120 Days of Sodom by Marquis de Sade (1905)
Without a doubt, the single most iconic piece of erotic literature is 120 Days of Sodom. The book’s “plot” (and we use the term loosely here) is an obvious afterthought to readers. Instead, the book is little more than a catalogue of every insane, over the top sex act you can imagine, along with a few you couldn’t have dreamt up in a million years. The book has been banned by both schools and governments and remains the undisputed King of Erotic Literature.
Venus in Furs by Leopold von Sacher-Masoch (1870)
Venus in Furs makes the list not only because of its graphic sex scenes, but because it focused on a sexual theme simply unheard of at the time of its publication. Severin von Kusiemski, the main character of the novel, spends his time describing his dreams and fantasies – all of which have to do with being dominated and possessed by a woman. This role reversal was scandalous at every level when the book was published in 1870 and it remains so today.
Delta of Venus by Anaïs Nin (1940 / 1977)
Delta of Venus is a collection of short stories that focus on various aspects of erotic fiction. The collection was originally written in the 1940s for an unnamed private collector and was eventually published in 1977 after Anaïs Nin passed away. Themes in the book run the gamut from homosexuality and male desire to extreme sexual restraint and incest.
The Story of O by Pauline Réage (1954)
The Story of O is another pop-culture icon but few people have read the original work. The book focuses on a young woman, O, and her journey as a willing sexual slave. O’s story involves repeated sexual objectification and is heavy on extreme BDSM. The book was originally banned in its native France though obscenity charges were eventually dropped.

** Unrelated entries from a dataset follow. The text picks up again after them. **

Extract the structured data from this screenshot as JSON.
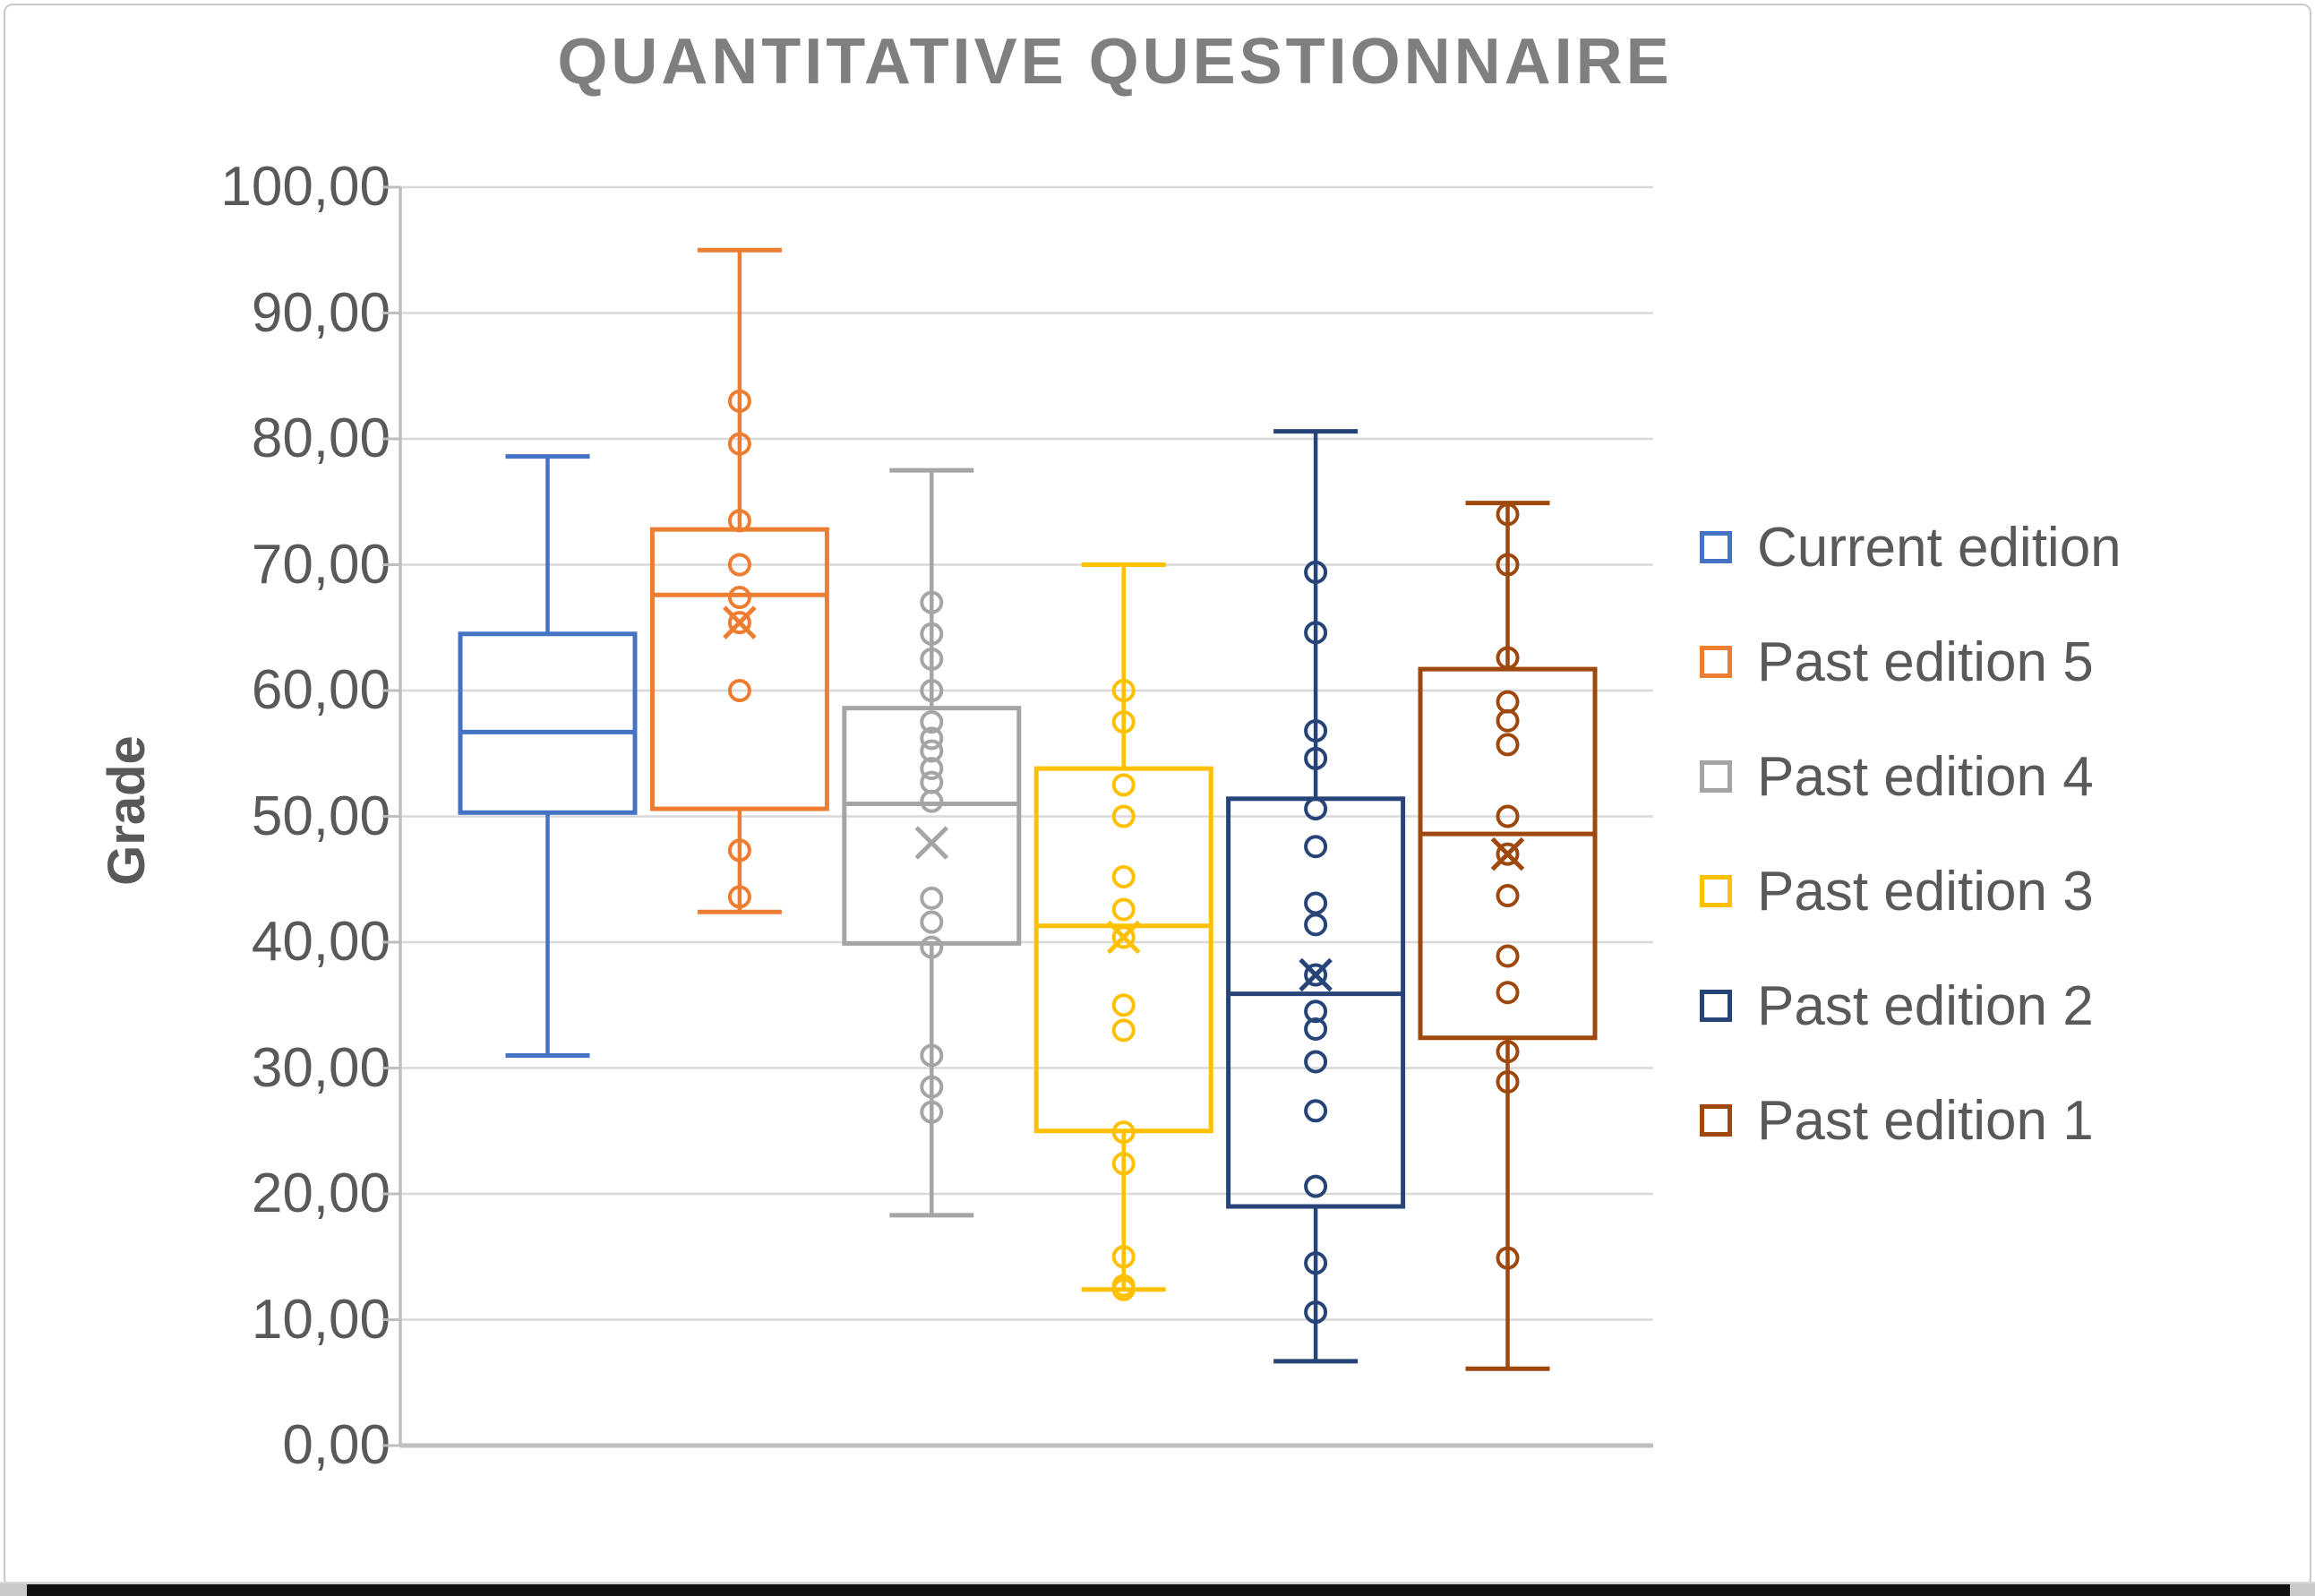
{
  "title": "QUANTITATIVE QUESTIONNAIRE",
  "y_axis": {
    "title": "Grade",
    "tick_labels": [
      "100,00",
      "90,00",
      "80,00",
      "70,00",
      "60,00",
      "50,00",
      "40,00",
      "30,00",
      "20,00",
      "10,00",
      "0,00"
    ],
    "min": 0,
    "max": 100,
    "step": 10
  },
  "colors": {
    "gridline": "#d9d9d9",
    "axis": "#bfbfbf",
    "title_text": "#7f7f7f",
    "label_text": "#595959"
  },
  "chart_data": {
    "type": "boxplot",
    "title": "QUANTITATIVE QUESTIONNAIRE",
    "ylabel": "Grade",
    "ylim": [
      0,
      100
    ],
    "grid": true,
    "legend_position": "right",
    "decimal_separator": ",",
    "series": [
      {
        "name": "Current edition",
        "color": "#4472C4",
        "whisker_low": 31.0,
        "q1": 50.3,
        "median": 56.7,
        "q3": 64.5,
        "whisker_high": 78.6,
        "mean": null,
        "points": []
      },
      {
        "name": "Past edition 5",
        "color": "#ED7D31",
        "whisker_low": 42.4,
        "q1": 50.6,
        "median": 67.6,
        "q3": 72.8,
        "whisker_high": 95.0,
        "mean": 65.4,
        "points": [
          83.0,
          79.6,
          73.5,
          70.0,
          67.4,
          65.4,
          60.0,
          47.3,
          43.6
        ]
      },
      {
        "name": "Past edition 4",
        "color": "#A5A5A5",
        "whisker_low": 18.3,
        "q1": 39.9,
        "median": 51.0,
        "q3": 58.6,
        "whisker_high": 77.5,
        "mean": 47.9,
        "points": [
          67.0,
          64.5,
          62.5,
          60.0,
          57.5,
          56.2,
          55.2,
          53.8,
          52.7,
          51.2,
          43.5,
          41.6,
          39.6,
          31.0,
          28.5,
          26.5
        ]
      },
      {
        "name": "Past edition 3",
        "color": "#FFC000",
        "whisker_low": 12.4,
        "q1": 25.0,
        "median": 41.3,
        "q3": 53.8,
        "whisker_high": 70.0,
        "mean": 40.4,
        "points": [
          60.0,
          57.5,
          52.5,
          50.0,
          45.2,
          42.6,
          40.4,
          35.0,
          33.0,
          24.9,
          22.4,
          15.0,
          12.7,
          12.4
        ]
      },
      {
        "name": "Past edition 2",
        "color": "#264478",
        "whisker_low": 6.7,
        "q1": 19.0,
        "median": 35.9,
        "q3": 51.4,
        "whisker_high": 80.6,
        "mean": 37.4,
        "points": [
          69.4,
          64.6,
          56.8,
          54.6,
          50.6,
          47.6,
          43.1,
          41.4,
          37.4,
          34.5,
          33.1,
          30.5,
          26.6,
          20.6,
          14.5,
          10.6
        ]
      },
      {
        "name": "Past edition 1",
        "color": "#9E480E",
        "whisker_low": 6.1,
        "q1": 32.4,
        "median": 48.6,
        "q3": 61.7,
        "whisker_high": 74.9,
        "mean": 47.0,
        "points": [
          74.0,
          70.0,
          62.6,
          59.1,
          57.6,
          55.7,
          50.0,
          47.0,
          43.7,
          38.9,
          36.0,
          31.3,
          28.9,
          14.9
        ]
      }
    ]
  }
}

The Sluts by Dennis Cooper (2005)
This modern entry to our list proves that erotic fiction has both evolved and, in some ways, gone back to its roots. Like 120 Days, the plot in The Sluts is secondary to the action. The story of a young male hustler is told through a series of online reviews, emails and postings to fictitious websites. As the young man’s story is revealed, readers are treated (if that’s the right word) by a catalogue of what he endures which includes everything from rough sex to amputation.